The deal made by David Cameron, the Prime Minister, following the negotiations with other EU leaders has been met with a mixed reaction by senior Tories and the media. The package was announced yesterday and will now be discussed at an EU summit to be held on 18 to 19 February 2016.

Theresa May, the Home Secretary, is expected to support the Prime Minister and she said that there “is a basis for a deal”. The Cabinet are currently bound by collective responsibility but it is thought the substantial majority will back the Prime Minister, with only Iain Duncan Smith, Theresa Villiers, John Whittingdale, Chris Grayling and Priti Patel likely to support the UK’s withdrawal from the EU.

David Cameron, speaking in Chippenham (text of full speech), said:

“Sometimes people say to me, if you weren’t in the EU would you opt to join the EU? And today I can give a very clear answer: if I could get these terms for British membership I sure would opt in to be a member of the EU because they are good terms and they are different to what other countries have”.

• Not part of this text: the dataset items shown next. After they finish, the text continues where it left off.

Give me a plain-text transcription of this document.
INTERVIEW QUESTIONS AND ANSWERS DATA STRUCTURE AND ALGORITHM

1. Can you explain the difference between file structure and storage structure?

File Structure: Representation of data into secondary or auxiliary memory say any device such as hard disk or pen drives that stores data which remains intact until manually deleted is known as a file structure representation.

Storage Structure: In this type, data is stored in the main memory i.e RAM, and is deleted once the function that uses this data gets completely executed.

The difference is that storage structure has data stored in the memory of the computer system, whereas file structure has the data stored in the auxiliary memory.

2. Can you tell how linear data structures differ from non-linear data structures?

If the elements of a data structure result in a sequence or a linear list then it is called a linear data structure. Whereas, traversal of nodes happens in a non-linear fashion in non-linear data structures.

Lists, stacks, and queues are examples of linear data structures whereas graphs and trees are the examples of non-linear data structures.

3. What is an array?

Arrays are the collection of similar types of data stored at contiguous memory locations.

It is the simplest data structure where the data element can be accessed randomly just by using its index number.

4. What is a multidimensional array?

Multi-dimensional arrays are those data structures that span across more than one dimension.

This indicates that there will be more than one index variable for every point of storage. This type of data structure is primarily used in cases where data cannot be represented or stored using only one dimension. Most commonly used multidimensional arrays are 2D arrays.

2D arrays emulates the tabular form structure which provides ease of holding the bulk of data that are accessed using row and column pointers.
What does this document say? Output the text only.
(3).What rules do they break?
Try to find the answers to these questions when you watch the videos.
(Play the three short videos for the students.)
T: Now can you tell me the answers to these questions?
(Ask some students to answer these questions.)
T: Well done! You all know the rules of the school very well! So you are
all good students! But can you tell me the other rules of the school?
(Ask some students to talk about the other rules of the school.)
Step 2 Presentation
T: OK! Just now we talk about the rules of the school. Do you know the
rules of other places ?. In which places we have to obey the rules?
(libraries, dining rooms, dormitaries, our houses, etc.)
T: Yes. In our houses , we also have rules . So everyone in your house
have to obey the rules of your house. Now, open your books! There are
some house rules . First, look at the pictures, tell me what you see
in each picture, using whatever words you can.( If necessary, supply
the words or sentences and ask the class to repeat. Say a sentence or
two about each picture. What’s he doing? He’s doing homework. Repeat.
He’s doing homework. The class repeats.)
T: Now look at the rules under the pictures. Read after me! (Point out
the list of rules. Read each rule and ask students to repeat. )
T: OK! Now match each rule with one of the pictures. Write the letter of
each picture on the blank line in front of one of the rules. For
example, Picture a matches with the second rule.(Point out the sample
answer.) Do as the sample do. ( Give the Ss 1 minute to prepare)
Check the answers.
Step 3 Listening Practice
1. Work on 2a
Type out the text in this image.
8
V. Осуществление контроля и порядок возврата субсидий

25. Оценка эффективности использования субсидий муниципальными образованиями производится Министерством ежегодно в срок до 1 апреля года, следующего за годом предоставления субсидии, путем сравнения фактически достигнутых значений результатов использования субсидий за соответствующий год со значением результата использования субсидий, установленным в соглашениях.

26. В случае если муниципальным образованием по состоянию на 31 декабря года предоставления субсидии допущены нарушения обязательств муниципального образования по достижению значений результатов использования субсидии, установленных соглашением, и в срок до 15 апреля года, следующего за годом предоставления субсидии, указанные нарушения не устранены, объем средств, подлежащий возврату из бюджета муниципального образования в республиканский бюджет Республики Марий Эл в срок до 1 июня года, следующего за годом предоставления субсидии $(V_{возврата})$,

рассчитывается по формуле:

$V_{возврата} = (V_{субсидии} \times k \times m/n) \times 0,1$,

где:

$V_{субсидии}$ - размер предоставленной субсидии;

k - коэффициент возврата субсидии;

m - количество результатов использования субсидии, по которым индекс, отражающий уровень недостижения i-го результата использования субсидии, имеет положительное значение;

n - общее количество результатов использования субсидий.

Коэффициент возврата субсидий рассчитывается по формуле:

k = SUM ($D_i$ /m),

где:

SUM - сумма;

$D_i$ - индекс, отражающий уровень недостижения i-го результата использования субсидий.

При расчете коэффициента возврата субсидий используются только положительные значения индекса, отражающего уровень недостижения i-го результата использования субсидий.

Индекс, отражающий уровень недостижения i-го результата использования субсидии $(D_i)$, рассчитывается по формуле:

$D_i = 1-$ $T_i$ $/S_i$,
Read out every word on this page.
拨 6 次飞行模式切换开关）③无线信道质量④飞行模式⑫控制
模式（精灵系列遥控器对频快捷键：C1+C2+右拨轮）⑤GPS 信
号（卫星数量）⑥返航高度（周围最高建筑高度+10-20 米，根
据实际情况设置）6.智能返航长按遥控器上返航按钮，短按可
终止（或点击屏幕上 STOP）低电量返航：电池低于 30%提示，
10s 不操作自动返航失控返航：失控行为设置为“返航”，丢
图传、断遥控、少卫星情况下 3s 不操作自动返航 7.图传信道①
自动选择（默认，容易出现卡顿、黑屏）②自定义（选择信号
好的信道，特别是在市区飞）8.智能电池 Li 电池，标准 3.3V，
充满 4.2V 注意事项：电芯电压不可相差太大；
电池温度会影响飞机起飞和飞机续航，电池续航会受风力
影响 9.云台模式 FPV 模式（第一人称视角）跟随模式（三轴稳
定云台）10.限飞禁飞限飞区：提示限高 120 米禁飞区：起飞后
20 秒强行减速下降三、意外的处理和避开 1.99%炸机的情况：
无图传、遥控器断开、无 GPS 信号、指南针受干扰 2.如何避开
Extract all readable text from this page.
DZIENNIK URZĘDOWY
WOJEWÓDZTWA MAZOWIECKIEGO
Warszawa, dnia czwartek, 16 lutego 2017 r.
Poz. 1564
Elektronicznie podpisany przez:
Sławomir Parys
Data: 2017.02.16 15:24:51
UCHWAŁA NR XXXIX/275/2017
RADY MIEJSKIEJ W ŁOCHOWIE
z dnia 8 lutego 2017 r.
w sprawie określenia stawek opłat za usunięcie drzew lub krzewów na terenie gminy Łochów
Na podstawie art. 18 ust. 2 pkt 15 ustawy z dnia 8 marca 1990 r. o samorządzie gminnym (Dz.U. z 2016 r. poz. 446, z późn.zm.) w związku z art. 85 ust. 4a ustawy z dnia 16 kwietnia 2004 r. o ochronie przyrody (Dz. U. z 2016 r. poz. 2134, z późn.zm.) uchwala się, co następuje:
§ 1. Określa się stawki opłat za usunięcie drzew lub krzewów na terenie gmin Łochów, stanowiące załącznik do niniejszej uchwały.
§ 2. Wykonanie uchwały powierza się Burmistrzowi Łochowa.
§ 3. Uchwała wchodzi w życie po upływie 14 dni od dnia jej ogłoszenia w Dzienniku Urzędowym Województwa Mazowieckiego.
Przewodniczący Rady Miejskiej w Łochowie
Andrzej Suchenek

The media response was also mixed with The Daily Mirror being generally supportive of staying in, but The Sun criticised the deal. The Daily Express said:

“The only good thing that can be said for his efforts is that they clear the way for a referendum this summer. We say bring it on”.

The Financial Times said:

“For all the criticism, Mr Cameron looks set to secure a reasonable deal for Britain. In each of the areas where he has sought reform, the prime minister has made tangible progress”.

The Telegraph editorial said:

“The Prime Minister has skilfully manoeuvred this debate onto territory of his own choosing; but this is by no means the end of the story. Most voters are yet to focus on the referendum and much can happen in the next four months. In Chippenham, Mr Cameron demonstrated what a formidable opponent he will be for the Outers, investing his personal authority in leading the Remain campaign. The UK, he said, can have the best of both worlds – staying in the EU but outside the eurozone, still with its own borders and with no intention of participating in ‘ever closer union'”.